Besides the necessary conceptual work with respect to the development of EU-harmonised
guidelines for scientific diving (e.g. for conducting scientific dive missions from European
research vessels, from land based European Research Stations or in extreme environments,
such as the polar regions), the ESDC shall, in particular, promote and initiate benchmark
projects in the field of diver supported aquatic sciences. To achieve this, the ESDC shall be
established as the recognised forum of European experts in scientific diving in order to
provide a think tank based synergistic environment for prospective developments in the future
of this research technique.
Based on the above goals, the ESDC will work toward initiating and supporting national but
EU-open training programmes (basic and advanced skills) for scientific personnel in addition
to training courses for specialised techniques in research diving. These initiatives would
complement the developing policies of DG MARE.
The ERVO group recommends that over the coming years and with a high priority, the commission may support and co-ordinate initiatives
for replacing the ageing European Regional Class research fleet. Additionally, it is suggested that the EU Maritime Policy Green Paper
consider initiatives that may lead to a European unified legislation regarding scientific diving from research vessels. (EU Maritime Policy
Green Paper “Towards a future for the Union: A European Vision for the Oceans and Seas”)
Concluding statement
In order to support and further develop diving as a valuable research tool for aquatic sciences
across Europe over the next decades it is essential that the ESDC becomes recognised as part
of the formal structure of the EU funding and support framework. To this end, the initiators
and current representatives of the 2007 established ESDC apply for the appointment of the
ESDC as a Marine Board panel of the European Science Foundation.

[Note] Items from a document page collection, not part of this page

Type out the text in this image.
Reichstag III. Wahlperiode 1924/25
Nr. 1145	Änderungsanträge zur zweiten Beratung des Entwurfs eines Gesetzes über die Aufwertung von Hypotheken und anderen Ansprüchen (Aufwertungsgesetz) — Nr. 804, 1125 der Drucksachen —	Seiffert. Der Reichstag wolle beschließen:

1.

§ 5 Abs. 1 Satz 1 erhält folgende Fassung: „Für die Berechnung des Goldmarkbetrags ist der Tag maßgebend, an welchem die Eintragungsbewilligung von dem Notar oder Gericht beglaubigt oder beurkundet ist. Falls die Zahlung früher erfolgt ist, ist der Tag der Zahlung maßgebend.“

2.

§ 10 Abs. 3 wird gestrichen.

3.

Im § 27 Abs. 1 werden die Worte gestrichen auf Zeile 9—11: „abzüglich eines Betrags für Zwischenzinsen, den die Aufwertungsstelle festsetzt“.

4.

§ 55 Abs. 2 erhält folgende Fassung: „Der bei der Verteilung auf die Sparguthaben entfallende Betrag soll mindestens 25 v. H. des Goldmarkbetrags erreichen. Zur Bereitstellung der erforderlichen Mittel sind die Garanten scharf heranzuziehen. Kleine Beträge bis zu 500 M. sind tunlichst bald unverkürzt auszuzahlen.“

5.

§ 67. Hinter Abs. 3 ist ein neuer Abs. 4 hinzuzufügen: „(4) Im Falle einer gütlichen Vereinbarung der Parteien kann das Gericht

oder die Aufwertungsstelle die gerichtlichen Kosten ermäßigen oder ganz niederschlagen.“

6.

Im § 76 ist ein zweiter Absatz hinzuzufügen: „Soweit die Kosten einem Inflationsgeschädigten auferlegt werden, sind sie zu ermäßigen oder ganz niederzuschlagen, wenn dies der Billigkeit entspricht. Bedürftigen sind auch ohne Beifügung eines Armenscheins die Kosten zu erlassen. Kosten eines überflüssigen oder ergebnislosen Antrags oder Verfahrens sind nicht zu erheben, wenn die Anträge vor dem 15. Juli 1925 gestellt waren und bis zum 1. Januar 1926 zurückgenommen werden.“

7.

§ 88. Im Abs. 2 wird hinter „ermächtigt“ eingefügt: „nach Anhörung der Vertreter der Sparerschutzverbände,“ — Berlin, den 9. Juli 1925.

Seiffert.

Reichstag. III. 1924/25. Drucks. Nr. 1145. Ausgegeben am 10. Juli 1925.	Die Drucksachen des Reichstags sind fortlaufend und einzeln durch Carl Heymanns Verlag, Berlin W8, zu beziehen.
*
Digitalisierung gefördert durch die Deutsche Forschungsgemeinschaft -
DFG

On behalf of the interim ESDC membership:
Dr. Jean-Pierre Féral, Chairman of the ESDC, CNRS/INSU, Comité National de la Plongée
Scientifique, FR.
Dr. Martin Sayer, Deputy chairman of the ESDC, SAMS/NERC, Scientific Diving
Supervisory Committee, UK.
Priv. Doz. Dr. Philipp Fischer, Deputy chairman of the ESDC, AWI, Kommission
Forschungstauchen Deutschland, DE.
Dr. Jouni Leinikki, committee member, Alleco Oy., Tervalampi, Suomen
tutkimussukelluksen ohjauskomitea, FI.
Dr. Roger Lindblom, committee member, GU, Göteborg, SE.
Dr. Alain Norro, committee member, RBINS/MUMM, Bruxelles, BE.